Bien que le mythe du Prince charmant soit de plus en plus remis en question dans les sociétés engagées, il demeure accroché aux mœurs de la conscience féminine, si ce n’est qu’à travers les mouvements pièges de l’espoir. L’espoir est une attitude dont la femme doit se nourrir en petite quantité, car il s’agit pour elle de savoir que la vie est un champ de mines, il ne faut pas que l’espoir s’étende au-delà du raisonnable, car c’est elle qui en sera la victime. L’homme n’est pas le grand Être, le grand « Seigneur des anneaux ». Il a plutôt les anneaux dans le nez… Dans une société moderne, aliénée, disloquée de plus en plus, des grandes valeurs universelles de la conscience humaine, la femme a avantage à reconnaître que les projections de l’homme envers elle, sont souvent à la mesure de sa faiblesse et non de sa force. Elle doit prendre conscience que les persuasions sociales ont tendance à faire d’elle un objet, dont la perception ne peut être corrigée que par une conscience personnelle, renforcée par une intelligence individuée. Cette dernière peut la rescaper d’une manière de vivre et d’être, cherchant à l’engloutir, plutôt qu’à souligner sa grandeur d’être.
Croire en un Prince charmant, est la réflexion qu’une identité personnelle diminuerait, puisque le Prince représente symboliquement le pouvoir et la domination. Tant que la femme est susceptible de succomber à des idées aussi simplistes qu’irréelles, elle investit dans un avenir dont elle ne pourra s’assurer du destin. Les jeunes filles qui grandissent doivent être « mises au parfum » et enseignées au plus bas âge, que le Prince charmant est un mythe et que la dure réalité les invite à se protéger, plutôt que de se projeter comme des sardines dans le filet de l’amour. Les temps modernes apporteront de nouveaux défis à la femme et remplaceront les abus du passé par de nouvelles formes d’agressions contre sa personne. Par centre, elle disposera dans l’ère nouvelle, d’une psychologie sociale et personnelle plus dégagée.
Elle apprendra plus facilement, et verra sans difficulté, que l’homme est davantage un être abusif à son égard. Par contre, elle affichera plus que par le passé une volonté de puissance et verra plus facilement à travers le mythe.
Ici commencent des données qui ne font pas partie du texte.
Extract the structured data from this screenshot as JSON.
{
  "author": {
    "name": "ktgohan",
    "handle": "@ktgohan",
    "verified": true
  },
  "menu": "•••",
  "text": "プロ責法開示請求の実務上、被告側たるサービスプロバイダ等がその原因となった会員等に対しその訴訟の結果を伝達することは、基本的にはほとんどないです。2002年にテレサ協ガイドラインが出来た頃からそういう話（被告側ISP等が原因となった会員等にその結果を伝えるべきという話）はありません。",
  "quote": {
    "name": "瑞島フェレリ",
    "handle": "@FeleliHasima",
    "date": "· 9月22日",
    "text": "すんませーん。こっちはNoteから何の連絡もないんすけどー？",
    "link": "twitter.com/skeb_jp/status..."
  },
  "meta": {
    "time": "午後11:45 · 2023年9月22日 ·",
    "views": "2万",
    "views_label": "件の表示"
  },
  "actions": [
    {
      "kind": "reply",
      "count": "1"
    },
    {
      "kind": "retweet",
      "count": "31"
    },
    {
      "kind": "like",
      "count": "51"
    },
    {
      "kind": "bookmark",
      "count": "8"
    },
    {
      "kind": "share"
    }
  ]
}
Autant la rêverie du Prince charmant, avait par le passé réconforté sa solitude par l’espoir, autant dans l’ère moderne, libérée, elle saura se méfier et se protéger. Dans la mesure où la femme moderne ne bénéficiera pas d’une attitude détendue face à l’homme, elle se retrouvera dans un carrefour d’expériences difficiles, car son intelligence ne suivra pas les dictées de l’expérience. Mal formée et mal informée sur le plan psychologique, sa dépendance face à l’homme la désavantagera, compte tenu de l’absence d’éthique sociale, convenant à une société définie par des règles historiques. Dans une société libérée, l’homme et la femme se libéreront et les deux voudront une relation rééquilibrée, selon de nouvelles règles. La femme jouira d’une plus grande liberté sexuelle, mais cette dernière ne sera pas une défense contre ses sentiments profondément humains, que l’amour lui fait – en général – ressentir.